Likewise, one need only look at the media venues for which Roger Waters is getting attention to see that this individual has terribly missed an opportunity that was gifted to him as a result of his celebrity status.  There’s a reason that the man is relegated to the confines of Salon, Counterpunch, and his own Facebook page, rather than be brought in by mainstream media to discuss his ideas.  But this is Waters own doing and he can only blame himself, although I suspect he’d like to blame Israel for his lack of mainstream attention.

It’s really simple to see how Waters has missed his chance.  Rather than take time to figure out the complexities of the Israel-Palestinian conflict, he chose to take sides and accept that side’s propaganda in lieu of facts.  It’s as if Waters has been blinded by the Palestinian propaganda to the point that he believes such propaganda equivalent to the “Brady Bunch” narrative of how Palestinian life should be.   Just as one can take a look outside the “Brady Bunch” filming to see the lives of the actors not being in line and step with the characters portrayed, one can look at the Palestinian narrative that Waters cites and see that it doesn’t tell the reality of why there’s a conflict.

However, unlike the “Brady Bunch” which was showcased on national television to wide audiences and lives forever in reruns, Waters narrative of the Palestinian propaganda lives only in marginalized media outlets on social media.  It’s the equivalent of a Nielsen rating disaster.  Mr. Waters’ voice is heard on dubious and marginalized readings such as Counterpunch, in which on interview, Waters claims that the “Jewish lobby” is powerful in the music industry and to which that is the reason why other musicians do not speak out against Israel.  Waters also draws parallels between Israeli policies towards Palestinians to 1930s Germany in that same interview.  I’ve heard that before from others, and to one with a solid historical perspective, it’s a callous assault on the true history of Germany’s attitude towards Jews in the 1930s to be compared to the complexity of the Palestinian-Israeli history.  Such statements are ignorant and bigoted, and no doubt, left to news organizations on the fringes of society rather than mainstream.

Let’s be clear.  Mr.
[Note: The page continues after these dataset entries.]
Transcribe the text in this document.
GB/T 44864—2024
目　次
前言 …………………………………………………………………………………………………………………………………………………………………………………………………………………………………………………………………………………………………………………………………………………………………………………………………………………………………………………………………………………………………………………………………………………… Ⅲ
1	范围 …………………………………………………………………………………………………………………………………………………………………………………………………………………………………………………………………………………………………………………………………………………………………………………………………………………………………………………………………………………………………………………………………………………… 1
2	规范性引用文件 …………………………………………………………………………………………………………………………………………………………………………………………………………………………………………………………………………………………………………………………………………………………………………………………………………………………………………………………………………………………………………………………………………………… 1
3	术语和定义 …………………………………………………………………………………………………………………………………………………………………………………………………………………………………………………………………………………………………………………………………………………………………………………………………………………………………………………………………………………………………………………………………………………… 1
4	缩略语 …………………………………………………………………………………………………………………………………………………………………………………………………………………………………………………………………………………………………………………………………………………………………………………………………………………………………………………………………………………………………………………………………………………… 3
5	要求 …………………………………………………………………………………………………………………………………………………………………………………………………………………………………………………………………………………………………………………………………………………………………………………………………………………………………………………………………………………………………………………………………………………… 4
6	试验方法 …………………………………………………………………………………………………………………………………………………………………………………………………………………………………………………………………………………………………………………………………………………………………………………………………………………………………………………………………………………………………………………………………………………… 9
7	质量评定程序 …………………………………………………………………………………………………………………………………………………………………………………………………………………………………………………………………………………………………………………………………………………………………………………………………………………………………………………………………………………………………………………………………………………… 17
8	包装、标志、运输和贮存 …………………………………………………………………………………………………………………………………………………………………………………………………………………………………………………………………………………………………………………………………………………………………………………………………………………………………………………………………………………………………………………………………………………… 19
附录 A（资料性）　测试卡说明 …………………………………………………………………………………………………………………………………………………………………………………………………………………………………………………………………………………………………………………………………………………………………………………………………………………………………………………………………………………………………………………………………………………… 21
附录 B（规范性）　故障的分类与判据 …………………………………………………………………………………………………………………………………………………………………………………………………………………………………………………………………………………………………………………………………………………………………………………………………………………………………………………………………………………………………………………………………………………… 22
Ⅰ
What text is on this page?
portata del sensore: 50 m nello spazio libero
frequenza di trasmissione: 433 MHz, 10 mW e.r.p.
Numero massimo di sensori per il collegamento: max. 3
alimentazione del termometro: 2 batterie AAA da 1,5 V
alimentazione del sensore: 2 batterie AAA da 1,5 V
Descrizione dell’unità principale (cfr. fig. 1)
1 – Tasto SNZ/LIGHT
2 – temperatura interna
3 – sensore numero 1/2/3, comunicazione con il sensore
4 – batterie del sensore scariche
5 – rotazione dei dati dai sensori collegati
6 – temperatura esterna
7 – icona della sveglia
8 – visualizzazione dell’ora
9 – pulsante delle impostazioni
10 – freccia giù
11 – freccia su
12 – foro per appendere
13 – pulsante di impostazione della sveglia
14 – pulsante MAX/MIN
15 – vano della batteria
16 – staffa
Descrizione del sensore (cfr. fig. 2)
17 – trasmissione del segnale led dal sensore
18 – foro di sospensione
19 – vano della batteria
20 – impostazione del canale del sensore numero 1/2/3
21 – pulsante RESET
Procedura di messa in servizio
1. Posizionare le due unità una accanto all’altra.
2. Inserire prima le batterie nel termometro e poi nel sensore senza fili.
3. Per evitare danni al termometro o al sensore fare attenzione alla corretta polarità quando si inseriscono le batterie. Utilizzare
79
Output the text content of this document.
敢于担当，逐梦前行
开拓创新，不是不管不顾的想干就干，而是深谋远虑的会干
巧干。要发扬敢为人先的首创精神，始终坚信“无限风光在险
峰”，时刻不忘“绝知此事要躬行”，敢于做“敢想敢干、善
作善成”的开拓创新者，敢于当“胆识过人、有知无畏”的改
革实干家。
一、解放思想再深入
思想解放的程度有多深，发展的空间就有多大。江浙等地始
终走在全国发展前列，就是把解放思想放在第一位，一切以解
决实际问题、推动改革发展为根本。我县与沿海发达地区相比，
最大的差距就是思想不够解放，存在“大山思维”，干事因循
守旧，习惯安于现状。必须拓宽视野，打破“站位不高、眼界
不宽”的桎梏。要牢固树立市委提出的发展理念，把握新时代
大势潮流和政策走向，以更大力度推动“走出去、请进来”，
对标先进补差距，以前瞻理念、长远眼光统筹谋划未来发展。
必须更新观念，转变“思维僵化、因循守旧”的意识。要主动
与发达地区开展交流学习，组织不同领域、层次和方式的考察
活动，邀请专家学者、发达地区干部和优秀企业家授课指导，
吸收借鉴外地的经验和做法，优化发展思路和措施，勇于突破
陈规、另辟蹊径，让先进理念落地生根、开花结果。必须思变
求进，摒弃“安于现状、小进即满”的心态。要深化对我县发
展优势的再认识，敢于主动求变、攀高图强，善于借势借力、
Waters is entitled to his opinion.  However, his “Brady Bunch” narrative coupled with his inherent anti-Semitism is what’s making his voice muted and ignored largely by mainstream media.  It’s not a “Jewish lobby” or any other bogey man he’d like us all to think.  It’s his own doing because Waters fails to think through the history before speaking.  Waters does a disservice to Palestinians and himself by continually focusing on Israel.  Perhaps it’s in his musician DNA that is making him run afoul.  But it’s a shame.  He had an opportunity to be heard and taken seriously but chose to accept a “Brady Bunch” world.